Kann man denn vor der Sommerpause noch mit Gesetzentwürfen rechnen? Ich hoffe, dass das GKV-Finanzstabilisierungsgesetz bis dahin vorliegt. Es wäre mein Anspruch, dass wir vor der Sommerpause noch klären, wie das Milliardendefizit der GKV bewältigt wird.

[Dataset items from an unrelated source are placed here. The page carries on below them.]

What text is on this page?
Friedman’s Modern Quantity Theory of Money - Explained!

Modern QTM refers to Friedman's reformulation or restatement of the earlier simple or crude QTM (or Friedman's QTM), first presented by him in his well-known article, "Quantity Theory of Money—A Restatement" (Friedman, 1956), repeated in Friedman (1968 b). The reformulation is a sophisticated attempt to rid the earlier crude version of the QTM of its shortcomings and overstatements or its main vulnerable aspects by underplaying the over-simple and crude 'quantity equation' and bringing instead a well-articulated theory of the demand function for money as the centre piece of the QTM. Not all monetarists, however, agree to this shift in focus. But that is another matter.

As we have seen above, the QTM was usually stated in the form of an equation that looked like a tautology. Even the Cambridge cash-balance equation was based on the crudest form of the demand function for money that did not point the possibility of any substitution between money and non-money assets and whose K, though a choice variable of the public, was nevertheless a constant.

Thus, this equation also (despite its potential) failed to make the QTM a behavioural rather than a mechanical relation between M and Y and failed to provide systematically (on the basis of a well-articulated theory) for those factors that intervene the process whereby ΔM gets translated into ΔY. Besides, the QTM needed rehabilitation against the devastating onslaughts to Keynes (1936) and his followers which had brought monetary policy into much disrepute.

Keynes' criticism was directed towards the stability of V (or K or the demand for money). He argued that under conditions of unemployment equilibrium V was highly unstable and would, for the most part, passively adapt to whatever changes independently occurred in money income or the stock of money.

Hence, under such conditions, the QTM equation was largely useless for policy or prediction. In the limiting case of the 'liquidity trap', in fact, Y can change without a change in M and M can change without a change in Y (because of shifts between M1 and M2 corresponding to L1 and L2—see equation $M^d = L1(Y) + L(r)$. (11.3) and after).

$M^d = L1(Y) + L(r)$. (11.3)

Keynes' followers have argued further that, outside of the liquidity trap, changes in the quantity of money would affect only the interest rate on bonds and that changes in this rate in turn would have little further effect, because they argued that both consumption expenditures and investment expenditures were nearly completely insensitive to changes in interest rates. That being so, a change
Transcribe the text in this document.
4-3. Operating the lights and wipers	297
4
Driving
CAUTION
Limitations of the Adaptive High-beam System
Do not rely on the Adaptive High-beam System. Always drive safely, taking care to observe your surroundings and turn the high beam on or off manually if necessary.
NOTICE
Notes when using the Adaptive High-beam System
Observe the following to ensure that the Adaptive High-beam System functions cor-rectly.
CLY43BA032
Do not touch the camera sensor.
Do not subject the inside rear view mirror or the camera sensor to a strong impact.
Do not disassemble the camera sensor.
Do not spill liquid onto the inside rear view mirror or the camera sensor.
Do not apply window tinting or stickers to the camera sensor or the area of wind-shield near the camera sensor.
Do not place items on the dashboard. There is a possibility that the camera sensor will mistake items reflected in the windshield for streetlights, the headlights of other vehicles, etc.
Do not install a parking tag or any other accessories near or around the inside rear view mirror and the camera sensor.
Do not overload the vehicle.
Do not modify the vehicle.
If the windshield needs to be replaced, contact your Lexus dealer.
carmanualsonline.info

Was haben Sie selbst in diesem Jahr noch vor? Ich möchte daran mitwirken, dass wir im Bereich der Sprachmittlung noch in diesem Jahr zu einem Gesetz kommen. Im Bereich der Drogen- und Suchtpolitik will ich auch, dass eine gesetzliche Grundlage für Drugchecking in Deutschland geschaffen wird. Bei diesem Thema sind wir Berichterstatter uns einig, so dass ich denke, dass wir hier relativ schnell zu einem Ergebnis kommen und als neue Regierung zeigen können, dass wir in der Drogen- und Suchtpolitik einen Paradigmenwechsel einleiten. Für weitere Themen, an denen ich arbeite, möchte ich gern mehr Aufmerksamkeit schaffen.
Welche Themen sind das? Das sind beispielsweise seltene Erkrankungen oder Long Covid. Auch für Menschen mit ME/CFS (Myalgische Enzephalomyelitis / Chronisches Fatigue Syndrom) haben wir im Koalitionsvertrag vereinbart, die Versorgungssituation zu verbessern. Das sind alles Dinge, die nicht von heute auf morgen gehen. Aber trotzdem ist es wichtig, dass man für diese Themen eine Aufmerksamkeit schafft und Druck macht, damit kontinuierlich daran gearbeitet wird, in Forschung und Versorgung zu Fortschritten zu kommen. Persönlich habe ich mir vorgenommen, dass ich im November wieder einen Halbmarathon laufen kann. Das habe ich im April gemacht, aber nach meiner Covid-Erkrankung im Mai muss ich jetzt erst wieder Kondition aufbauen.